Haberde, Şara’nın geçiş yönetimi sürecinde ekonomi üzerindeki kontrolünü sağlamlaştırmak için yakın ve sadık çevresinden kişilere görevler verdiği ve Cumhurbaşkanlığı kararnameleriyle yetki alanını genişlettiği vurgulandı. Bu yapı, anayasal çerçeveyi aşarak devletin kaynaklarını ve bakanlıkların işleyişini denetliyor. Mahir Şara’nın, kardeşi yurt dışındayken bakanlar ve yetkililerle toplantılar yaparak Cumhurbaşkanlığı görevlerini fiilen yerine getirdiği belirtildi.

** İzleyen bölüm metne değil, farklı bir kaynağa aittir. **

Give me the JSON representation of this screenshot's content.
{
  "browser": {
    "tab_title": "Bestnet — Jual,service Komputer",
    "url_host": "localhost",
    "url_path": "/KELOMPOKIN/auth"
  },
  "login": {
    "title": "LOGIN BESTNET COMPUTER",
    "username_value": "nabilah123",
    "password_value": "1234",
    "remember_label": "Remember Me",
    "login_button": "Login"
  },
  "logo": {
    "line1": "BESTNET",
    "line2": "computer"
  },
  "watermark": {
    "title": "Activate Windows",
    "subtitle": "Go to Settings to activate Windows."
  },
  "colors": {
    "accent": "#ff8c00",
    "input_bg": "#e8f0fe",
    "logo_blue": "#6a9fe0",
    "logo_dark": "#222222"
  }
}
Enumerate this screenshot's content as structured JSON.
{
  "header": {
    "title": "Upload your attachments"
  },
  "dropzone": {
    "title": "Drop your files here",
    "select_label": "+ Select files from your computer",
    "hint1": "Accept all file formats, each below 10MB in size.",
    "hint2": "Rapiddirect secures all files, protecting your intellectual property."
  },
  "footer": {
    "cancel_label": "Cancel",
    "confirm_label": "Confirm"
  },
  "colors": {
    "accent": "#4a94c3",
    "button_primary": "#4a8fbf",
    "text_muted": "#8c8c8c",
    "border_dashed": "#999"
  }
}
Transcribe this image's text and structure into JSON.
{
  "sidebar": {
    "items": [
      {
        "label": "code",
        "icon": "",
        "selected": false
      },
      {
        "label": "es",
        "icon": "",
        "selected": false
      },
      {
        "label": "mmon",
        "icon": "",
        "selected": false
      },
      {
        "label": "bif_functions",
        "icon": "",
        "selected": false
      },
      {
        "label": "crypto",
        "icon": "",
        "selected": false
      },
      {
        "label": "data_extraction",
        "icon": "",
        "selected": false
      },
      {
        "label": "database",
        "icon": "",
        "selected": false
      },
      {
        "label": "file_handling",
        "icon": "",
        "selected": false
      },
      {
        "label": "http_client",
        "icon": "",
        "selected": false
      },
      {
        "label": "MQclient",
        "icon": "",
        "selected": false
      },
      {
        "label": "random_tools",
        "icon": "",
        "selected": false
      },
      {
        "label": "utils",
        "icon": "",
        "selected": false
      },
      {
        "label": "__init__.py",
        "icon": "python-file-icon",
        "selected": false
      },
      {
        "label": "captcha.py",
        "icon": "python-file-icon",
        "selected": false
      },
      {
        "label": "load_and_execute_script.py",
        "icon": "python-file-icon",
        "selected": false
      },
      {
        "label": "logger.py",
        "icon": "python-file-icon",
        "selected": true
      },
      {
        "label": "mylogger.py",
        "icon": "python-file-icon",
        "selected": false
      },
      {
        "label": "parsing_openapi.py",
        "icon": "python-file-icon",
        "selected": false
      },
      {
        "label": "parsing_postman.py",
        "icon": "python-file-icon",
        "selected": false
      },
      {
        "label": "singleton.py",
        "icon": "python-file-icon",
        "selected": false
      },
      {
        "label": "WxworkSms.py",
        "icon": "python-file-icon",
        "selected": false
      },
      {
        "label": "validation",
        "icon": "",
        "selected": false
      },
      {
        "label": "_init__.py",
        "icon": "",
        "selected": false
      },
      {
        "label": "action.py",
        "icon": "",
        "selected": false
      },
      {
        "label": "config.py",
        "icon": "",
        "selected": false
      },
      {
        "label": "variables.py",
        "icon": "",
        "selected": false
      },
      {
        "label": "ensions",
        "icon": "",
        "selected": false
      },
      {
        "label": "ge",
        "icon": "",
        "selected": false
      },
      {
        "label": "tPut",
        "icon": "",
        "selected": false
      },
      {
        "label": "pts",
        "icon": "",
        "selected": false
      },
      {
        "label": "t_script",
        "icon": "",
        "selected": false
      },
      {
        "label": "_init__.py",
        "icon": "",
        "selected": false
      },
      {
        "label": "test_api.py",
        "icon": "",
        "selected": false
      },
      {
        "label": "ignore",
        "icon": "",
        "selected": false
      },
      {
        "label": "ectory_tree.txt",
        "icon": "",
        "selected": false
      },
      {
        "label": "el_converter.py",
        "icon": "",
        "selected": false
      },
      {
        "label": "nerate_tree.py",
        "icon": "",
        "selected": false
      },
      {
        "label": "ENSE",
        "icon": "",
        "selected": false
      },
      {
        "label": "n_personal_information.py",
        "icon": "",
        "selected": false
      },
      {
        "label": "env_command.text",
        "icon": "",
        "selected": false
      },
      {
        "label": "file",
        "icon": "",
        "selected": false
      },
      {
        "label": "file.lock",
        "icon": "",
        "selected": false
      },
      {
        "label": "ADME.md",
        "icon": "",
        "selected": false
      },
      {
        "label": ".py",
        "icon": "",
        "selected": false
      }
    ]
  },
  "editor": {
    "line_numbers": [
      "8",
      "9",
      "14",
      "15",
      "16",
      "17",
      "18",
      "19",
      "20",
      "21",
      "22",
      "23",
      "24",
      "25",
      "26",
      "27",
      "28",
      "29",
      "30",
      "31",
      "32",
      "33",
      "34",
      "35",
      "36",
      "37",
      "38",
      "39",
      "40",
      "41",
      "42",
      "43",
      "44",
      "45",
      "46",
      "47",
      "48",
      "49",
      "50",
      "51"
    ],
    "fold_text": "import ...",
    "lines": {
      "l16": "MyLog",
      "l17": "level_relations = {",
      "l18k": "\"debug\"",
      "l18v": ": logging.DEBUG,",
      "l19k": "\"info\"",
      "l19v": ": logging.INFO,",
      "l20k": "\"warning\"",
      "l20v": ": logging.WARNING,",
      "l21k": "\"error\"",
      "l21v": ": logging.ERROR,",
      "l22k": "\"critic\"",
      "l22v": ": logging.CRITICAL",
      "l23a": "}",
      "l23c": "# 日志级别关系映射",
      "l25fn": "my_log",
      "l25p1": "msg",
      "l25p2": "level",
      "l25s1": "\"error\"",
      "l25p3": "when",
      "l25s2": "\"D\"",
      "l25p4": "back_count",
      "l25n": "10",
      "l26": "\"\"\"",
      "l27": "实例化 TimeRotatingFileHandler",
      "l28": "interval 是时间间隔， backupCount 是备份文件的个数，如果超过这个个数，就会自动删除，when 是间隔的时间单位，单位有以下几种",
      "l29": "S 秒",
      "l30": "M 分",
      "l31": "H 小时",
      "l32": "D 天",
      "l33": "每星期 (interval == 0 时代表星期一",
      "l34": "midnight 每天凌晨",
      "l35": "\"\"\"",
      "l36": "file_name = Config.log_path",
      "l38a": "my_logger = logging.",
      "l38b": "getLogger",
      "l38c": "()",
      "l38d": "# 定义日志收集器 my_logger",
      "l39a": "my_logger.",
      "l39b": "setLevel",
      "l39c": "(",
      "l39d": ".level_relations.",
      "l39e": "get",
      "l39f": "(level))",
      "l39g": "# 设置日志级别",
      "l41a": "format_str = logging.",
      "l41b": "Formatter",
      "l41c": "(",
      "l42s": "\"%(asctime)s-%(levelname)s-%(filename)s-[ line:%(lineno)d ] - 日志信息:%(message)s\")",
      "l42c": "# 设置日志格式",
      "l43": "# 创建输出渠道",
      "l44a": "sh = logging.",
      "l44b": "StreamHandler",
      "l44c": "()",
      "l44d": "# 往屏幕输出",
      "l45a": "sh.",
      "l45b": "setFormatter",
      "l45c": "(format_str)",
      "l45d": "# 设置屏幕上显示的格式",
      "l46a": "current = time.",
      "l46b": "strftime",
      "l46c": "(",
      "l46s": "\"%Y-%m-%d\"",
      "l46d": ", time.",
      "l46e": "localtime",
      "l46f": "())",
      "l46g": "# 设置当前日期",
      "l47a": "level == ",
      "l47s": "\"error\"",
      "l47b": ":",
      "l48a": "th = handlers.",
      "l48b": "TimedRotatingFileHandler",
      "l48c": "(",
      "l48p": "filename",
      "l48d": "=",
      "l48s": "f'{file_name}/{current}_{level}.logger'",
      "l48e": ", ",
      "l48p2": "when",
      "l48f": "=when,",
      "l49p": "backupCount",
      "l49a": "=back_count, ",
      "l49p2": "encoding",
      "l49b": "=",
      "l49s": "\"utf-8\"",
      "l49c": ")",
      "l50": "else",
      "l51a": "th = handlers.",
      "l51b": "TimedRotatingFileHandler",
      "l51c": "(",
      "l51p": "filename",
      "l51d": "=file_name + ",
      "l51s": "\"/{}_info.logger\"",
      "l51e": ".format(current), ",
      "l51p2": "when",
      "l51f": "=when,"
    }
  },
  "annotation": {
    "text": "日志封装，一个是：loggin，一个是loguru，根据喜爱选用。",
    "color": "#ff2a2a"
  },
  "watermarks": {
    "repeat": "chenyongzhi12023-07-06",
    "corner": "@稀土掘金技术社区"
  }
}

Suriye ekonomisi ve devlet yönetimindeki bu yeni yapı, anayasa uzmanları tarafından tehlikeli bir boşluk olarak değerlendiriliyor. Ekonomi uzmanı Yunus El-Kerim, Genel Sekreterliğe verilen yetkilerin mevcut anayasal düzenlemelerle çeliştiğini ve kurumun fiilen Başbakanlık makamına dönüşerek devlet içinde ayrı bir yürütme organı oluşturduğunu söyledi. El-Kerim, “Sekreterlik artık görevlerini veya yetki sınırlarını tanımlayan yasal bir çerçeve olmaksızın bakanlıkların performansını kontrol ediyor, izliyor ve değerlendiriyor. Önceki rejimde Cumhurbaşkanlığı Sarayı’nın oynadığı rolü tekrarlıyor” dedi.
Uzman, Genel Sekreterliğin sadece bakanlıkları denetlemekle kalmadığını, Ekonomi ve Sanayi Bakanlıkları gibi kilit kurumların geleneksel rollerinin değiştirildiğini ve Bakanlıkların artık daha çok Genel Sekreterlik direktiflerini uygulamaya odaklandığını vurguladı. Böylece Suriye’de fiilen iki ayrı devlet yapısının ortaya çıktığını belirten El-Kerim, “Biri, Büyük yatırımcılara ve Genel Sekreterliğe bağlı üst düzey çevrelere hizmet eden anayasanın üstündeki devlet; diğeri ise bürokrasi ve vatandaşlara hizmet eden devlet” yorumunu yaptı.
Bu gelişmeler, geçici yönetimin kurumsal yapısı ve ekonomik kontrol mekanizmaları üzerindeki yoğunlaşmanın, Suriye’de merkeziyetçi yönetim anlayışını güçlendirdiğini gösteriyor.